George Eliot: Middlemarch

BOOK IV. THREE LOVE PROBLEMS.
42. CHAPTER XLII. (continued)

Against certain facts he was helpless: against Will Ladislaw's existence his defiant stay in the neighborhood of Lowick, and his flippant state of mind with regard to the possessors of authentic, well-stamped erudition: against Dorothea's nature, always taking on some new shape of ardent activity, and even in submission and silence covering fervid reasons which it was an irritation to think of: against certain notions and likings which had taken possession of her mind in relation to subjects that he could not possibly discuss with her. "There was no denying that Dorothea was as virtuous and lovely a young lady as he could have obtained for a wife; but a young lady turned out to be something more troublesome than he had conceived. She nursed him, she read to him, she anticipated his wants, and was solicitous about his feelings; but there had entered into the husband's mind the certainty that she judged him, and that her wifely devotedness was like a penitential expiation of unbelieving thoughts--was accompanied with a power of comparison by which himself and his doings were seen too luminously as a part of things in general. His discontent passed vapor-like through all her gentle loving manifestations, and clung to that inappreciative world which she had only brought nearer to him.

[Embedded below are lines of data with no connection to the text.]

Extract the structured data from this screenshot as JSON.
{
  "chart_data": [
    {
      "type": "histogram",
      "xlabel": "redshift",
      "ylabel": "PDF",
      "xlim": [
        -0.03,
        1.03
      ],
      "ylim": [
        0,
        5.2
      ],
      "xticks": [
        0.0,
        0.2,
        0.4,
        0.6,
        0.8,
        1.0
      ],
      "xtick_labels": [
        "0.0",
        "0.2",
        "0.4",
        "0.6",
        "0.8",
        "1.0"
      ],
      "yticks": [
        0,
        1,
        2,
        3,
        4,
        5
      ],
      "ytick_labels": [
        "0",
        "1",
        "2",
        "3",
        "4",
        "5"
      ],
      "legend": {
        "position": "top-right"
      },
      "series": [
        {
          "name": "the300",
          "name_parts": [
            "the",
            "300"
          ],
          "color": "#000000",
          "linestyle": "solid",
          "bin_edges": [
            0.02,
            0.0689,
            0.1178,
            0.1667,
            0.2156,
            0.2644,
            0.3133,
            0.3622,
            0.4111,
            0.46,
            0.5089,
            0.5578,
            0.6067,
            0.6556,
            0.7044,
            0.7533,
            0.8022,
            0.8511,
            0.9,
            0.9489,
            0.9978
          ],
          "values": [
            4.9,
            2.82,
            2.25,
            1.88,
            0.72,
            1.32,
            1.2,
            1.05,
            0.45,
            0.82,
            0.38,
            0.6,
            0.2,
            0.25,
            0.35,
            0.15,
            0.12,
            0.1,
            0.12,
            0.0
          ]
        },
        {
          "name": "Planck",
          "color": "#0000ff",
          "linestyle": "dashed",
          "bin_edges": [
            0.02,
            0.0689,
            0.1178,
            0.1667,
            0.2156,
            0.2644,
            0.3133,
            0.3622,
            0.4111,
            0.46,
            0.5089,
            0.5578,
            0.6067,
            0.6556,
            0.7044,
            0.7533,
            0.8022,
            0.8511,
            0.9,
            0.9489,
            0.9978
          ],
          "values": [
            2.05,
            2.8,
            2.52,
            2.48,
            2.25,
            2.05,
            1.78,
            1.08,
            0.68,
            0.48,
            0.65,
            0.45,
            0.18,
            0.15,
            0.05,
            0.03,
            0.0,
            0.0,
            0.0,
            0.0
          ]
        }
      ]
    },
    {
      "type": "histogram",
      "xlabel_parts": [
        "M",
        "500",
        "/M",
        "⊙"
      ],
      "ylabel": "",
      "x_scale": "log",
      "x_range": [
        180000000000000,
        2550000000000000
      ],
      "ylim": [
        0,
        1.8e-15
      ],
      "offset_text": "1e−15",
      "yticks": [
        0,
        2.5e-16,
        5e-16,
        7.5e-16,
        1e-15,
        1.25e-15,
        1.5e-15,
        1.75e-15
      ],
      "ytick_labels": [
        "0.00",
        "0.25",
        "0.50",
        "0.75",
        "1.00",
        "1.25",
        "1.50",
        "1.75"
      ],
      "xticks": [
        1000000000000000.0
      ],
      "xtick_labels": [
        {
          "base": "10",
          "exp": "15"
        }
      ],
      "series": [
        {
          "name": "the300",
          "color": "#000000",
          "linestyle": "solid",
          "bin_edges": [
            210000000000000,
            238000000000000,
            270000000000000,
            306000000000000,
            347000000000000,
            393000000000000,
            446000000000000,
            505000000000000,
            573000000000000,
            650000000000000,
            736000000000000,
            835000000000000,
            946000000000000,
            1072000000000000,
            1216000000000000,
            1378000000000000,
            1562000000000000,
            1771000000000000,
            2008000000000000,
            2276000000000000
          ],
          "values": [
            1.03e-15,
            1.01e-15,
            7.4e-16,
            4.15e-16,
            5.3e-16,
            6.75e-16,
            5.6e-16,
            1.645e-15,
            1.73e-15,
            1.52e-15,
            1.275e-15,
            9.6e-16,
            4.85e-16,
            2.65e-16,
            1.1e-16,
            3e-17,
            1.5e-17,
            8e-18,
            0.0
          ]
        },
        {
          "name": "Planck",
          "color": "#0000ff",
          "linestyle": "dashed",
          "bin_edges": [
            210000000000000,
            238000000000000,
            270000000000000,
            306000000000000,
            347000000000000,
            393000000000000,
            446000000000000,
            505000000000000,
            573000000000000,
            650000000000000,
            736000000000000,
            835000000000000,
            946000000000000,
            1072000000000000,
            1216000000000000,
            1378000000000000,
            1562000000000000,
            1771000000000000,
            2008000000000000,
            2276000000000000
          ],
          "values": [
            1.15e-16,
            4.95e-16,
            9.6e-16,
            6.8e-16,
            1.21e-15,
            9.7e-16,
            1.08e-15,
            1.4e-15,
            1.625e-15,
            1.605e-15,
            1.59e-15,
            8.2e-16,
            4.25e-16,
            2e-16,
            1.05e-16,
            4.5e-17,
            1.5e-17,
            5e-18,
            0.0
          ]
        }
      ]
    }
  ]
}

Poor Mr. Casaubon! This suffering was the harder to bear because it seemed like a betrayal: the young creature who had worshipped him with perfect trust had quickly turned into the critical wife; and early instances of criticism and resentment had made an impression which no tenderness and submission afterwards could remove. To his suspicious interpretation Dorothea's silence now was a suppressed rebellion; a remark from her which he had not in any way anticipated was an assertion of conscious superiority; her gentle answers had an irritating cautiousness in them; and when she acquiesced it was a self-approved effort of forbearance. The tenacity with which he strove to hide this inward drama made it the more vivid for him; as we hear with the more keenness what we wish others not to hear.